Were Lewis alive today, I suspect he might have a similar warning about technology, for every time we make a technological gain, it is at the expense of something - perhaps unrealized - that we already possess. That is, I may have hundreds of facebook 'friends', but the time I spend (or waste) on facebook is face-to-face time I lose with flesh-and-blood Family and Friends. (I'm not a facebook hater, by the way. I'm just making an observation about the reality of what may or may not be actual human advancements.)
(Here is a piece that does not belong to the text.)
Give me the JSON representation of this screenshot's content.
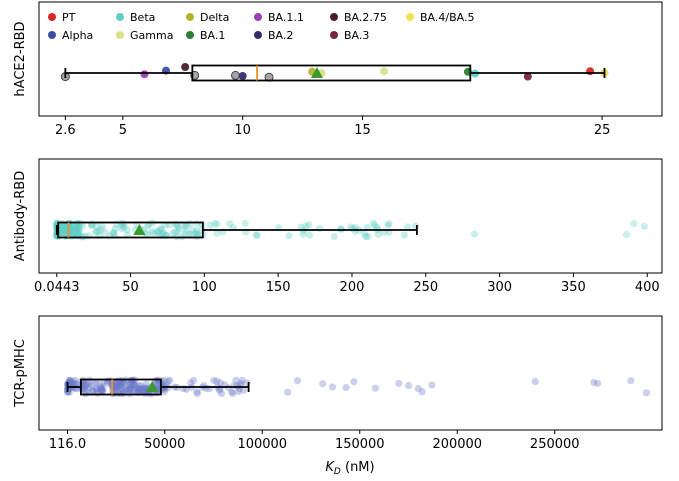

Using a passage from Out of the Silent Planet as your starting point (page number, please; feel free to draw from the entire text), briefly discuss something in Lewis's world or today's world that, for all intents and purposes, appears to be a scientific or medical or technological gain or advance but which also carries with it the very real possibility of 'loss' or 'un-advancement'. Regarding the facebook example above, I might first refer to passages in the text where Ransom and Hyoi build a strong friendship only after spending significant face-to-face time together, learning each other's language, sharing experiences, and discussing such things as life, love, and death; then I would move on to a discussion of facebook and how, though it appears to enrich and expand my relational circle, it may be doing so at a very high (and possibly uncalculated) cost.
This post will require you to negotiate the text in a creative yet careful way, and to then expand your discussion beyond the text in a way that is logical, analytical, and thought-provoking.
IMPORTANT NOTES:
- Next week's quiz will be on TUESDAY and will cover chapters 14 through the Postscript. The format will be similar to Thursday's quiz.
- DO NOT print off and start reading the Harvard interlinear edition of "The Wife of Bath." I've made a change in our next text and will send an email with details. Be sure to check your Purdue inbox before our next class.